The counsellor and annalist of his family, the rest of his life was spent mainly on his family tree, at Menston, Yorkshire. At Menston he was within a few miles of his paternal home at Denton.[2]
Civil war
A few days before the battle of Marston Moor (2 July 1644) Cromwell and other parliamentary leaders held a conference at Fairfax's house at Menston around a table now at Farnley Hall, Yorkshire. While his nephew, Sir Thomas, afterwards the third Lord Fairfax, did much to preserve the minster and archives at York, Charles was engaged with another antiquary, Roger Dodsworth, in the search for and rescue of books and documents. In 1646 he was appointed by his brother, Ferdinando, the second Lord Fairfax, as steward of the courts at Ripon, and during the later years of the Commonwealth was induced to take service as a Colonel of Foot, a position which he held in George Monck's army in Scotland at the time of the Restoration of 1660. During Monck's march into Yorkshire he was appointed governor of the town of Kingston-upon-Hull. This office he held only about a year and then retired to Menston with a pension, granted him by Charles II out of the customs at Hull.[2]
Death and family
He died in Menston in December 1673. The registers of Fewston parish church record his burial, and also that of his wife in 1657; they were both buried in the Fairfax transept of the parish church at Otley, where there was a mural monument to their memory. Among his children were twin brothers, John, a captain in the army, and Henry, a fellow of Magdalen College, Oxford, and dean of Norwich, who were so alike as to be indistinguishable by their own mother.[2]

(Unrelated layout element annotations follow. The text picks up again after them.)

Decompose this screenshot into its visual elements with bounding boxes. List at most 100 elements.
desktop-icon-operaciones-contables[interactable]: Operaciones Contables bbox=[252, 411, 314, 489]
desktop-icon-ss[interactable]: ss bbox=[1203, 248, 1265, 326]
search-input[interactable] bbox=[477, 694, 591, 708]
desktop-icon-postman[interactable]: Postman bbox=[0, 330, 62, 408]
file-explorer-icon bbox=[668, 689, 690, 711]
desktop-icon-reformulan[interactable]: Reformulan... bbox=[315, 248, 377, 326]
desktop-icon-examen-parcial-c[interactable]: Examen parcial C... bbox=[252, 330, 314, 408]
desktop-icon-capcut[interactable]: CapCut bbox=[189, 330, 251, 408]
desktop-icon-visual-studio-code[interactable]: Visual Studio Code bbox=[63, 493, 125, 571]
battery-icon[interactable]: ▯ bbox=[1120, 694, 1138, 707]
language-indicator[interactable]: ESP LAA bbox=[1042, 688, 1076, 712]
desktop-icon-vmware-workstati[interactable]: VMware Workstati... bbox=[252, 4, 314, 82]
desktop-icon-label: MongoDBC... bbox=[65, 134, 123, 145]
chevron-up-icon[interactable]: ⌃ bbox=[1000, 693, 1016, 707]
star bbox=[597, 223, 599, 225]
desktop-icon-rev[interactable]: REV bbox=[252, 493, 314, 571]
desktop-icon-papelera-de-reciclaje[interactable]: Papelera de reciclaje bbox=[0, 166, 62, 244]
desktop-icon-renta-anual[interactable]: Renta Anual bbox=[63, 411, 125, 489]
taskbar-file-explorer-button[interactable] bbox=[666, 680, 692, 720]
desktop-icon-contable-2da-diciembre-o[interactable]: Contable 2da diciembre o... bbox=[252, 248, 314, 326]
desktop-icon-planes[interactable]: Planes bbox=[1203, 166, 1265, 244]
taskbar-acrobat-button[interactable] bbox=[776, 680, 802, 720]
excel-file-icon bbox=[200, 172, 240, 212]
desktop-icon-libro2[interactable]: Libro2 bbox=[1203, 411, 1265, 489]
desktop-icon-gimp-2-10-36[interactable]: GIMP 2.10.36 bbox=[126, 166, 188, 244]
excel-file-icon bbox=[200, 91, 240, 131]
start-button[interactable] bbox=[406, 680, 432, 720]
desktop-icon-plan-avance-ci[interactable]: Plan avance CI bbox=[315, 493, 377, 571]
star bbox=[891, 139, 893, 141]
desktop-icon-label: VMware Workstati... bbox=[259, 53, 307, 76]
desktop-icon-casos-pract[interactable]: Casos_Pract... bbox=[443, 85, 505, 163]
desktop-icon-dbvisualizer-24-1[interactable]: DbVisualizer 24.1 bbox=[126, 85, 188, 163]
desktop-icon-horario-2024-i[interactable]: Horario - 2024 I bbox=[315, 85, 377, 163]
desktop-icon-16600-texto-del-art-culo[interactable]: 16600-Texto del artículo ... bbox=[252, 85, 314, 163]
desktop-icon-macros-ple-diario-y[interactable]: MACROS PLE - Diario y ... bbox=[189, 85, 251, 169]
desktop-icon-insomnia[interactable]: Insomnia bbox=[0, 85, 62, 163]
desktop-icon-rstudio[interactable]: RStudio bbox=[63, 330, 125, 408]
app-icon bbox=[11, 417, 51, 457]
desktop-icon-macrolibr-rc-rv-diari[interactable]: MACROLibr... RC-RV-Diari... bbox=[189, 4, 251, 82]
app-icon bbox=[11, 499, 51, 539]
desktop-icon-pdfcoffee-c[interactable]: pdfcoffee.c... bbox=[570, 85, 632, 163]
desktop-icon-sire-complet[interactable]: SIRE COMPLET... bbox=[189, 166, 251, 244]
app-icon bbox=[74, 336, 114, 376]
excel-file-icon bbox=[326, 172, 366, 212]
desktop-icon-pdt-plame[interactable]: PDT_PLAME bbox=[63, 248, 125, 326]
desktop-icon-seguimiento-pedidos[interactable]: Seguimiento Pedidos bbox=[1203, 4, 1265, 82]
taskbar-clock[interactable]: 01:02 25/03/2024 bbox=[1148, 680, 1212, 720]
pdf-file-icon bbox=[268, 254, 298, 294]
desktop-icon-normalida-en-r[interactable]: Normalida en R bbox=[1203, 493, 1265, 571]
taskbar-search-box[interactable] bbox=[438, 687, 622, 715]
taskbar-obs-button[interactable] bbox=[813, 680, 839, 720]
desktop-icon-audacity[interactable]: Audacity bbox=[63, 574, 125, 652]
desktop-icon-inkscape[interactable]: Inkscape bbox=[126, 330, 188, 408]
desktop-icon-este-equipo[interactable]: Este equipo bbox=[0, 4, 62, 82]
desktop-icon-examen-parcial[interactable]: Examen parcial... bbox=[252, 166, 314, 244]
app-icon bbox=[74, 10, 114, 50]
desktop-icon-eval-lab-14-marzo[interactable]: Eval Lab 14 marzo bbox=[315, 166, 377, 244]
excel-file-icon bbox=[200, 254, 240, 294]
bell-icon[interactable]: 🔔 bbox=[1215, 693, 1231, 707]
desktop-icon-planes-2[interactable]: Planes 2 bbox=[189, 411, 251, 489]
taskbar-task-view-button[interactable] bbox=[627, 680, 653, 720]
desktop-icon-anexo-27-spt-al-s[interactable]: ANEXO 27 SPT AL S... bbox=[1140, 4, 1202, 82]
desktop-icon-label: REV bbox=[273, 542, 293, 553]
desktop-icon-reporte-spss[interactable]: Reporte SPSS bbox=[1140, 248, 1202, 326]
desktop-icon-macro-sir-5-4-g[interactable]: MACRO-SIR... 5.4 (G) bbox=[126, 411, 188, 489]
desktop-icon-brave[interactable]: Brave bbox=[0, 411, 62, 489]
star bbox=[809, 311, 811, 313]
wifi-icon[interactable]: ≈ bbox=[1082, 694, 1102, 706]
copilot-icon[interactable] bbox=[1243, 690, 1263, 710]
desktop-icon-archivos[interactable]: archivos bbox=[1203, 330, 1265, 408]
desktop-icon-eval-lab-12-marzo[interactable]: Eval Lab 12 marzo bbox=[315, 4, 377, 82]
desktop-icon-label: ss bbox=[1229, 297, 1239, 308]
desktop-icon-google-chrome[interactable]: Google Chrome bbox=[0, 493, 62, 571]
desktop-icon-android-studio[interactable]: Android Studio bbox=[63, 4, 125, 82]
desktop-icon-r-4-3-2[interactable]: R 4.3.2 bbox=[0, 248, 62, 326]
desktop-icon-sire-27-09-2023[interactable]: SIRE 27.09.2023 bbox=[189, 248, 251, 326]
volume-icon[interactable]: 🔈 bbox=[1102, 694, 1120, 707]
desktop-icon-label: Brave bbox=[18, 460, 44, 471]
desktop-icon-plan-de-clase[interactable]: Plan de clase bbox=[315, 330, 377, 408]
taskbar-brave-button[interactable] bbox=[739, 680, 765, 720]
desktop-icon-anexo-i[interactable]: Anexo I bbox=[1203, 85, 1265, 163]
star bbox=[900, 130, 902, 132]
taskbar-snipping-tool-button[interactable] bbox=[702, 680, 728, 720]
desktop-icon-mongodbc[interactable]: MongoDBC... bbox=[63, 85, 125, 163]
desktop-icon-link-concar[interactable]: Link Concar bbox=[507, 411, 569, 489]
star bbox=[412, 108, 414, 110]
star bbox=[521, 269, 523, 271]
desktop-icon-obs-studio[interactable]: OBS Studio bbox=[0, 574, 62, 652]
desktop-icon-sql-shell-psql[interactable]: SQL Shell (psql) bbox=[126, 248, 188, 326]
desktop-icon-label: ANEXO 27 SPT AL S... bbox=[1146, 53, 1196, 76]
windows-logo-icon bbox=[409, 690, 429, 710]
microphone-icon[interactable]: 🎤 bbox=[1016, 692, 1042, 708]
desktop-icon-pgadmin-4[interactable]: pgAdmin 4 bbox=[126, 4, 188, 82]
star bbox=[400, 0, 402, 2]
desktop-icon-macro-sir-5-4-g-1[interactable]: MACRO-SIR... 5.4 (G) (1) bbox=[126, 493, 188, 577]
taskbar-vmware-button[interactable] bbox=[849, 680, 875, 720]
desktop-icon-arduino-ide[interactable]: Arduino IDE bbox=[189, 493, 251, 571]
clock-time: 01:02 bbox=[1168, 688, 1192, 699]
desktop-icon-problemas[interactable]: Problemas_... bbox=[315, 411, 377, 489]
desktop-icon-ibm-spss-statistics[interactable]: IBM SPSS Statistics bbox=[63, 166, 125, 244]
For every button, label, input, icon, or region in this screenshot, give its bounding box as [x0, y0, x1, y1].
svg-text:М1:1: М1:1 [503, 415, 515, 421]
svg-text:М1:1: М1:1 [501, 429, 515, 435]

Written work and collections
Fairfax wrote a work in manuscript entitled Analecta Fairfaxiana. It contains pedigrees, carefully written and blazoned on vellum, of all the branches of the Fairfax family, and of many of the families connected with it, interspersed with many genealogical and literary notes, and about fifty anagrams, epigrams, and elegies in Latin.[2] It went to Leeds Castle, Kent and then passed into the library of Sir Thomas Phillipps. Along with several related volumes, it was acquired by Leeds University Library in 1993.[3]
By his will, dated 1672, Fairfax bequeathed manuscripts to Lincoln's Inn.[2]